Often when God brought judgment upon a nation, He described it as HIM coming upon that nation. While there will be a literal coming of the Lord at the end of time (Acts 1:9-11), the “coming of the Son of Man” in Matthew 24:30 must be interpreted in light of the context of what Jesus was talking about and the other things that He said. Here He was not talking about His bodily return, but about the fact that when the Roman armies came against Jerusalem, that was the judgment of God. And therefore God was “coming” in judgment.
We see that God “came on the clouds” to bring wrath upon Egypt (Isaiah 19:1). Using the same symbolism, Jesus came in the clouds of judgment against Jerusalem.
Revelation 1:7 is also about the coming of Jesus and judgment upon the nation of Israel when it says, “He is coming on the clouds, and every eye will see Him, even those who pierced Him.” Those who in the first century rejected Jesus and were responsible for His murder, would see Him coming in judgment when Rome attacked the city of Jerusalem.
While the temple was still standing, in the intervening period between the death of our Lord and the fall of Jerusalem, God stated that the Old Covenant was “ready to vanish away” (Hebrews 8:13). It completely vanished, was gone, was taken out of the way, when the temple was destroyed.

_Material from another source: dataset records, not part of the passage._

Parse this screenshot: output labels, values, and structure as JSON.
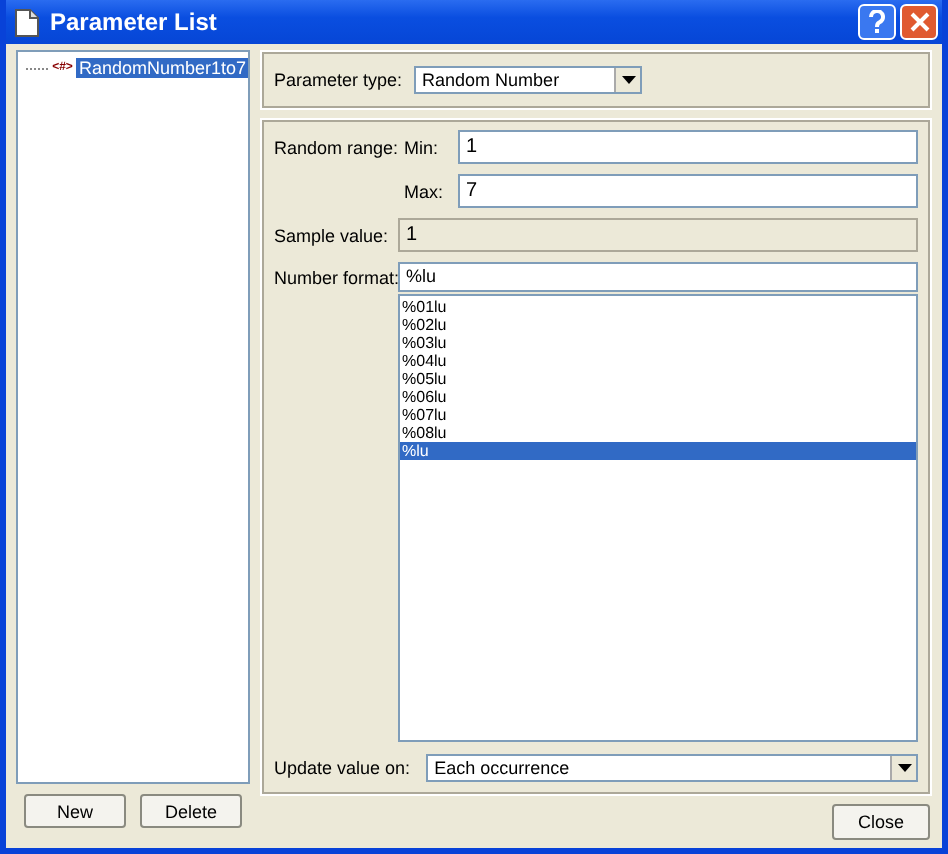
{
  "window": {
    "title": "Parameter List"
  },
  "tree": {
    "items": [
      {
        "icon": "<#>",
        "label": "RandomNumber1to7",
        "selected": true
      }
    ]
  },
  "left_buttons": [
    "New",
    "Delete"
  ],
  "parameter_type": {
    "label": "Parameter type:",
    "value": "Random Number"
  },
  "random_range": {
    "label": "Random range:",
    "min_label": "Min:",
    "min_value": "1",
    "max_label": "Max:",
    "max_value": "7"
  },
  "sample_value": {
    "label": "Sample value:",
    "value": "1",
    "disabled": true
  },
  "number_format": {
    "label": "Number format:",
    "value": "%lu",
    "options": [
      {
        "label": "%01lu",
        "selected": false
      },
      {
        "label": "%02lu",
        "selected": false
      },
      {
        "label": "%03lu",
        "selected": false
      },
      {
        "label": "%04lu",
        "selected": false
      },
      {
        "label": "%05lu",
        "selected": false
      },
      {
        "label": "%06lu",
        "selected": false
      },
      {
        "label": "%07lu",
        "selected": false
      },
      {
        "label": "%08lu",
        "selected": false
      },
      {
        "label": "%lu",
        "selected": true
      }
    ]
  },
  "update_value_on": {
    "label": "Update value on:",
    "value": "Each occurrence"
  },
  "buttons": [
    "Close"
  ]
}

So the Great Tribulation was an event from the past that has already happened. Its fulfillment happened literally in the first century. Jesus would go on in Matthew 24 to talk about His literal, bodily return, which suggests that the great tribulation was a “type” of the end of the world and God’s final judgment upon sinful humanity if they reject Jesus. But the great tribulation itself has already happened.
The great tribulation signified the end of the Old Covenant age and the establishment of God’s true kingdom. It did not have reference to something global and eschatological as far as the world itself is concerned. That will come, but that is not what the great tribulation was.
As long as the temple stood, Jews who rejected Jesus could point to the temple and say that “we are the true children of God.” But Jewish brothers and sisters in Christ, like Jesus and Paul and Peter and all the apostles and the church in Jerusalem that started in Acts 2 were saying, “No, Christians are the true children of God.”
And the Jews who rejected Jesus held an advantage over the Jews who accepted Him as long as the temple was still standing. Because they could point to the temple and say, “Everyone knows that God set that up.” But when the temple was destroyed, God showed the world who His true children, His true chosen people are—Jews and Gentiles who accept Christ.
If you want to understand when the great tribulation would happen, all you have to do is believe the words of Jesus: “This generation will not pass away until all these things take place” (Matthew 24:34). All of the things He spoke about up until that statement were going to happen in the historical context of the first century.
Some say this casts a negative light on the Bible’s prophecy. On the contrary, continuous unfulfilled speculation from “prophecy experts” about the end times and how Jesus is always “coming soon” because the “signs are being fulfilled” and “the end is near” because of how bad the world is—those are the things that make a mockery of Bible prophecy.
When people are told that they need to get their lives right “because Jesus is about to come,” and then He doesn’t come during the specified time, that means that biblical prophecy failed. But biblical prophecy did not fail. And it does not fail. Because what Jesus prophesied actually happened when He said that it would.